Bier spielte in der Ernährung, bevor man Tee und Kaffee oder Kaffeersatz kannte, eine viel wichtigere Rolle als heute. Und zwar weniger als Genußmittel, sondern als täglicher Durstlöscher neben Milch und Buttermilch, denn das Brunnenwasser war meist ungenießbar.

Durch Zufall würziges Bier

Die Qualität dieses Bieres war aber kaum mit der heutigen zu vergleichen. Im Museumsdorf Cloppenburg wird die Herstellung eines solchen einfachen Dünnbieres beschrieben:

In ein halb Meter hohes, nach oben verjüngtes Faß mit Spundloch über dem Boden werden 10 Pfund gesäuertes Schwarzbrot zu einem Viertel mit warmem und zu drei Viertel mit kaltem Wasser übergossen. Nachdem das Fass luftdicht verschlossen und der Aufguss zwei Tage gegärt hat, kann gezapft werden.

So oder ähnlich durfte auch hier die hochmittelalterliche Braukunst ausgesehen haben.

1516 erließ der Bayerische Landtag sein berühmtes Reinheitsgebot, dass außer Wasser, Hopfen und Gerste keine weiteren Zutaten zur Bierherstellung verwendet werden dürften.

Im Calenbergischen wurde der Ruf des Bieres erst besser, als Cord Broyhan 1526 in Hannover zum ersten Mal durch Zufall ein würziges Bier von guter Qualität herstellte, als er versuchte, ein Hamburgisches Bier nachzubrauen. Er war Brauknecht in Hamburg gewesen und sein Broyhan-Teiken (Zeichen) kennt jeder Hannoveraner.

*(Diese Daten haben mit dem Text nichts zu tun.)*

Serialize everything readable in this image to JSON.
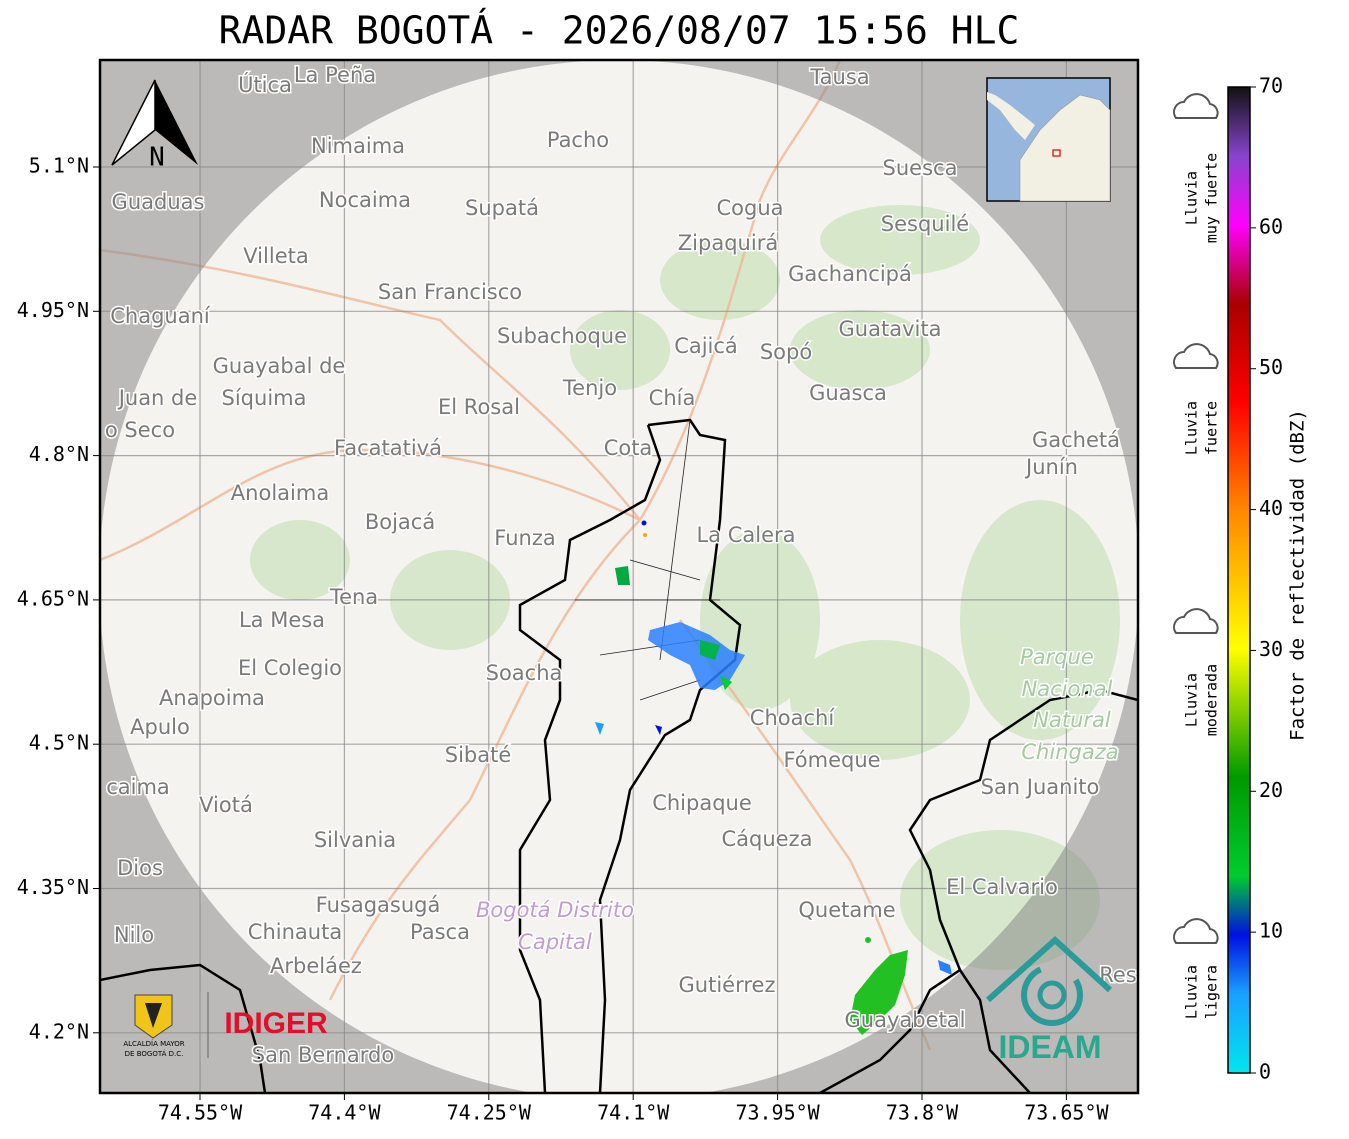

Auch Ihnen ist der Hahn nicht neu,

der Broyhan ist’s von Gildebräu.

1546 gründeten hannoversche Bürger die Gildebrauerei, in der bis zum Jahre 2002 der Broyhan gebraut wurde. Dann wurde das Unternehmen an den internationale Konzern InBev verkauft, und seitdem schwebt über der Zukunft dieses althannoverschen Traditionsbieres ein großes Fragezeichen.

Strenges Bier- und Schankrecht

Schon früh hatten die Landesfürsten die Brauhoheit an sich gezogen. Brau- und Schankrecht waren besondere Privilegien und wurden von den Welfenfürsten streng geregelt.

In einem fürstlichen Dekret von 1643, also unmittelbar, nachdem für die welfischen Lande der 30jährige Krieg durch den Separatfrieden von Goslar zu Ende gegangen war, wurde noch einmal darauf hingewiesen, dass „eigenmächtiges Bier- und Broyhanbrauen zu feilem Kauf auf den Doerffern“ verboten ist.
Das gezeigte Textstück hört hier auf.